Location
- Angoon, Alaska and vicinity United States

District information
- Grades: PK-12
- Established: 1976
- Superintendent: Elaine Hopson (interim)
- NCES District ID: 0200730

Students and staff
- Students: 161
- Teachers: 19.5
- Staff: 28.8
- Student–teacher ratio: 8.26

Other information
- Mailing address: Post Office Box 109, Angoon, Alaska 99820
- Website: www.chathamsd.org

= Chatham School District =

School district in Alaska, United States

The Chatham School District (CSD) is a school district headquartered in Angoon, Alaska. It serves Angoon, Tenakee Springs, Gustavus, and Klukwan and the surrounding areas of the Alaskan panhandle. As of 2009 the district served about 217 students in 4 schools and covers a territory of approximately 43,000 sq. mi.

==Klukwan School==
In 2009 Klukwan School served about 41 students in grades pre-kindergarten through 12 in and around the Tlingit village of Klukwan, near Haines. As part of the school's mission is to support efforts to revitalize the Tlingit language, it offers Tlingit language classes.

As of 2013 the school periodically has three students from Klukwan and about 8-12 students from Haines, with a total student body of 11-15.

==Gustavus School==
Gustavus School serves about 45 students in grades K-12 in and around Gustavus.

==Tenakee Springs School==
The Tenakee Springs School is a school building in Tenakee Springs used to support homeschooling families; in periods prior to 2016 it was a full-service school.

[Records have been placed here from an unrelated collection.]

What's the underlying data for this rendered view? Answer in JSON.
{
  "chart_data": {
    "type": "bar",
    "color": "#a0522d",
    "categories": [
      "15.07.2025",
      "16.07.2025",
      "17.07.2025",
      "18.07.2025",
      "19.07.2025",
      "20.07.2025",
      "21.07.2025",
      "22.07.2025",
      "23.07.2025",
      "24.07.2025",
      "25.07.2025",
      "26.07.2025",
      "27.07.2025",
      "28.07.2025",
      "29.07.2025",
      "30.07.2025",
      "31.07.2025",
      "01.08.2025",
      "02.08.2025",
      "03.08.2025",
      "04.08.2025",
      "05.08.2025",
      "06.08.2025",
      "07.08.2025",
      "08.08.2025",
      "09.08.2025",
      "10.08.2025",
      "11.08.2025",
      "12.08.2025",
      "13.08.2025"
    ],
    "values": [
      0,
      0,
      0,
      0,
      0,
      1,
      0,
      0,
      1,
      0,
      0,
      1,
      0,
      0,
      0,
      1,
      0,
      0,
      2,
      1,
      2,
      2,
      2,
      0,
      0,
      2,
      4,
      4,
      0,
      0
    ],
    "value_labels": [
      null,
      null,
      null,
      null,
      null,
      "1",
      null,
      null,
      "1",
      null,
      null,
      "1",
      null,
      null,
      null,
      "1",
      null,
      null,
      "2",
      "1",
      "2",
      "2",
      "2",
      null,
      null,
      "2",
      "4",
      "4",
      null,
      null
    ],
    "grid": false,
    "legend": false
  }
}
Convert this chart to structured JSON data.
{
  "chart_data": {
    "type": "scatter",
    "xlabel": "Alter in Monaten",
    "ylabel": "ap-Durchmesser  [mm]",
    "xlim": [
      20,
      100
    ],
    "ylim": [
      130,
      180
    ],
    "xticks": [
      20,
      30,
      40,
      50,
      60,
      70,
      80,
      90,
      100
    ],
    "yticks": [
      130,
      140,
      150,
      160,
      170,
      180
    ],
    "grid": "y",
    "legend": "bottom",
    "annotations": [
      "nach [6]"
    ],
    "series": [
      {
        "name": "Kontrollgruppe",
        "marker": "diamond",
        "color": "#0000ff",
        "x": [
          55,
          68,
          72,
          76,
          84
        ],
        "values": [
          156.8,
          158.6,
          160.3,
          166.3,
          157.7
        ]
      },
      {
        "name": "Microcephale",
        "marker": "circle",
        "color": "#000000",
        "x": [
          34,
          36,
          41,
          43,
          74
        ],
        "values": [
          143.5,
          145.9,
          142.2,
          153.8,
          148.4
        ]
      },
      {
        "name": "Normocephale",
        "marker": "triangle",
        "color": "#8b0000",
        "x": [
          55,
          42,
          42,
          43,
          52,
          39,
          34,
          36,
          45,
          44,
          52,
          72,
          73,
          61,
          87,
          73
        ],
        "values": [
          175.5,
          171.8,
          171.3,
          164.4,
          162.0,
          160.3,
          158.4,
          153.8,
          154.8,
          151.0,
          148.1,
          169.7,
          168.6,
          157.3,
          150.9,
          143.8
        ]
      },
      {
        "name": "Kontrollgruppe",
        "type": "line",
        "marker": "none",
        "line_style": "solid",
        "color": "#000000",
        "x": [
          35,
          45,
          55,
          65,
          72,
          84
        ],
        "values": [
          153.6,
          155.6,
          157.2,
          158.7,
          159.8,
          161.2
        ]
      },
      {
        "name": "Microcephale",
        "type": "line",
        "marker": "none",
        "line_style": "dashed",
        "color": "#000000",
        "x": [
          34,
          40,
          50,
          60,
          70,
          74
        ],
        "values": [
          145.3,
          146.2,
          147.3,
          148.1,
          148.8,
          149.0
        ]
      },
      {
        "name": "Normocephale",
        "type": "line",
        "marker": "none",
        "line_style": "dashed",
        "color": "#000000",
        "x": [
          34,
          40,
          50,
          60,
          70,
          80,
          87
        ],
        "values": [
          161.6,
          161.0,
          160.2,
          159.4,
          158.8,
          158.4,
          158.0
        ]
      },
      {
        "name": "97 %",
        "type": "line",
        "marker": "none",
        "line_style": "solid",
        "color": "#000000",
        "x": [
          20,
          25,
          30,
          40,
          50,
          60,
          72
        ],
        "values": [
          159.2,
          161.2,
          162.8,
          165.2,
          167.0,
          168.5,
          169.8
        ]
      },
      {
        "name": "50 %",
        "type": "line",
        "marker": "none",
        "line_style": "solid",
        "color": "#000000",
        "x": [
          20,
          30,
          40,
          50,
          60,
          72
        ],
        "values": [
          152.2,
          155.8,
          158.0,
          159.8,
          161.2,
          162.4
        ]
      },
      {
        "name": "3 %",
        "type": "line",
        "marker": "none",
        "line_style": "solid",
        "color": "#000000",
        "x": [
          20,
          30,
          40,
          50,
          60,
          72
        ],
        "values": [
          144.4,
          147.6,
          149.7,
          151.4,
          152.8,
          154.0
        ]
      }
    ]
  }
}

The building has three classrooms, a commercial grade kitchen, and a library. Jennifer Canfield of Juneau Empire described it as "a relatively large facility."

==Angoon Schools==
Angoon Elementary School and Angoon High School serve about 125 students.

==Correspondence school==
The district operates a correspondence school.

==Former schools==
Cube Cove School, closed in or before 2002.